PERCHÉ DA EBREO SAREI QUASI ANTISEMITA

Leggevo un articolo su Chagall(1) in cui, senza farne un merito o un demerito, si sottolinea quanto questo pittore fosse legato alla sua identità di ebreo. Non nel senso religioso del termine, ma nel senso che è nato in un villaggio ebreo della Bielorussia e dell’imprinting di questo piccolo centro non si è mai liberato. Nemmeno nei suoi quadri e nel suo mondo fantastico. Anche Giovanni Verga non si è liberato (come invece ha fatto Pirandello) del suo ambiente siciliano, ma questo piccolo mondo ha voluto rappresentarlo come specchio dell’umanità sconfitta. Lo specchio è fabbricato sul mare blu di Acitrezza e nelle campagne arroventate dal sole, ma riflette una realtà universale.
Mentre ero indotto a digerire questo concetto di “profondamente ebreo”, mi sono accordo che anch’io avrei potuto essere ebreo (sarebbe bastato che lo fosse mia madre) ma mi avrebbe dato parecchio fastidio se qualcuno mi avesse definito “profondamente ebreo”. Non per antipatia per gli ebrei, fra cui ho parecchi amici che stimo: semplicemente perché non riuscirei mai a sentirmi profondamente legato a un mondo solo perché in esso il natale o la pasqua si chiamano in un altro modo. E questo significa che non ho “un’identità forte”.
L’identità forte nasce dall’adesione, conscia o inconscia, ai canoni dell’ambiente in cui si è nati. L’imprinting è in generale molto più forte di quanto non si pensi. Io stesso, da ragazzo, sentendomi un disadattato, scrivevo che mentre i miei coetanei, in tutti i casi, si comportavano “come si sarebbe comportato chiunque altro di loro”, io mi comportavo come sentivo di dovermi comportare. Cioè – proseguivo – loro hanno un forte “io impersonale”, io ho un forte “io personale”, che gli altri percepiscono come diverso e “sbagliato”. E dunque sono rifiutato.
Dico la verità, avrei preferito essere come tutti. La solitudine e l’isolamento non sono una grande consolazione, quando si è ragazzi. Ma quell’imprinting che in me non era stato sufficiente era stato tanto potente, su gli altri, che essi avevano una “identità siciliana”. Poi la Sicilia si è evoluta, ed ho visto che i giovani hanno una “identità italiana”, mentre io, crescendo, ho cercato in tutti i modi di sfuggire anche a questa identità. Dunque non potrei essere “profondamente ebreo” perché non potrei essere profondamente nessuna cosa se non me stesso. Condizione che da ragazzo ho considerato una condanna, ed oggi – forse nei miei sogni – considero un bel castello turrito.

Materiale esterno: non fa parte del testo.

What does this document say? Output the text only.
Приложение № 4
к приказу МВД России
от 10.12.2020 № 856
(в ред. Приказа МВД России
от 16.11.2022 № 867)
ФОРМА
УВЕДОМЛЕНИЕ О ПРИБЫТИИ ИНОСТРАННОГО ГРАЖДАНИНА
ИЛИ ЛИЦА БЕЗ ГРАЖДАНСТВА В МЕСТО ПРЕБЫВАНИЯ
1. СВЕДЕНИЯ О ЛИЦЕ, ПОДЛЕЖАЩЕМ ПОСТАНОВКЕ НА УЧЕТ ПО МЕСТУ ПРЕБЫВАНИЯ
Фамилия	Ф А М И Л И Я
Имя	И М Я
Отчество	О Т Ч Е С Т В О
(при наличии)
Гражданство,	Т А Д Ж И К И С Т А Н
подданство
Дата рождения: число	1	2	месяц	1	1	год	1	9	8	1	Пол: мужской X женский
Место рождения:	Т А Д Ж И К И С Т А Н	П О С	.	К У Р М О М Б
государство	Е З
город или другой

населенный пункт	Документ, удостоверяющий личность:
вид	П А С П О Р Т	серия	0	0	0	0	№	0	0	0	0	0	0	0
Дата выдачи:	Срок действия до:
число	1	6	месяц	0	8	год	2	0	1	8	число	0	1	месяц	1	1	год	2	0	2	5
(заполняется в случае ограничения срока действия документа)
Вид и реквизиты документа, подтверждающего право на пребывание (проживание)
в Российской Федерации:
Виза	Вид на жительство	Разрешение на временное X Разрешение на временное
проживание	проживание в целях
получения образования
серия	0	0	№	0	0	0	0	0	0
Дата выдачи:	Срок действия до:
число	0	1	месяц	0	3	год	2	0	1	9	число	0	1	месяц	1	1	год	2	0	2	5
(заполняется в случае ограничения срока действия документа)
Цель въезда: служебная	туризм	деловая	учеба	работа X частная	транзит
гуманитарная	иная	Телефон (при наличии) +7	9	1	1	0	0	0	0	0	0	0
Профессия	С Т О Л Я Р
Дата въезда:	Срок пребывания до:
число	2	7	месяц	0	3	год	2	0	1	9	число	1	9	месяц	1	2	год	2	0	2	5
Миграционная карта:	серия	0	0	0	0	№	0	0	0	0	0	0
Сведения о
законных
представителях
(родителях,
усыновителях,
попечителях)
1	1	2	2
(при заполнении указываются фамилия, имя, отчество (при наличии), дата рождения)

La prima ragione di una forte identità è l’adesione inconscia al modello corrente che si è conosciuto per primo, direbbe Konrad Lorenz. E poi l’adesione conscia quando, crescendo, ci si accorge che, essendo tedeschi, si è avuta la fortuna di nascere con la migliore identità. Perché “noi tedeschi, noi francesi, noi giapponesi, noi americani, noi cinesi, siamo il migliore popolo del mondo”. Ed ecco perché io rifiuterei di essere profondamente francese o profondamente giapponese. Sono nato, oltre che miscredente, apolide.
Purtroppo, c’è un caso in cui l’identità forte è inevitabile e l’avrei subita anch’io: è quando deriva dall’oppressione. Se, vivendo in Germania da immigrato, fossi stato continuamente oggetto di disprezzo in quanto italiano, credo che mi sarei sentito molto italiano. In nome della verità. Perché quel disprezzo sarebbe stato totalmente immeritato. Ecco perché capisco le femministe: perché le donne sono state a lungo oppresse a causa del semplice fatto che erano donne. E dunque inferiori. Mentalità ancora imperante nei Paesi musulmani. Se gli ebrei hanno tendenza ad essere più ebrei di quanto i cristiani non siano cristiani, è per colpa dei cristiani. Se una cugina sposa un ingegnere, ha sposato un ingegnere. Se ha sposato un ingegnere ebreo, ha sposato un ebreo. Spero vivissimamente che questo modo di avere “un’identità forte” svanisca al più presto.
Questo vale per gli omosessuali, e per qualunque altro gruppo umano identificato come diverso. Ad esempio i negri.
Così, risalendo dal filo all’ago (“de fil en aiguille”), arrivo alla conclusione che, in materia di religione, il più tollerante non è il fedele che dice: “Io sono cristiano, ma tui puoi essere quello che vuoi”, ma (perché “naturalmente tollerante”) l’irreligioso che dice: “Io non sono credente, ma tu puoi essere ciò che vuoi”. Infatti chi comincia dicendo: “Io sono cristiano”, con ciò stesso dice: “Io sono in possesso della verità, ma tollero che tu viva nell’errore” mentre il miscredente dice: “Non m’importa ciò in cui credi, purché tu non mi dia fastidio”.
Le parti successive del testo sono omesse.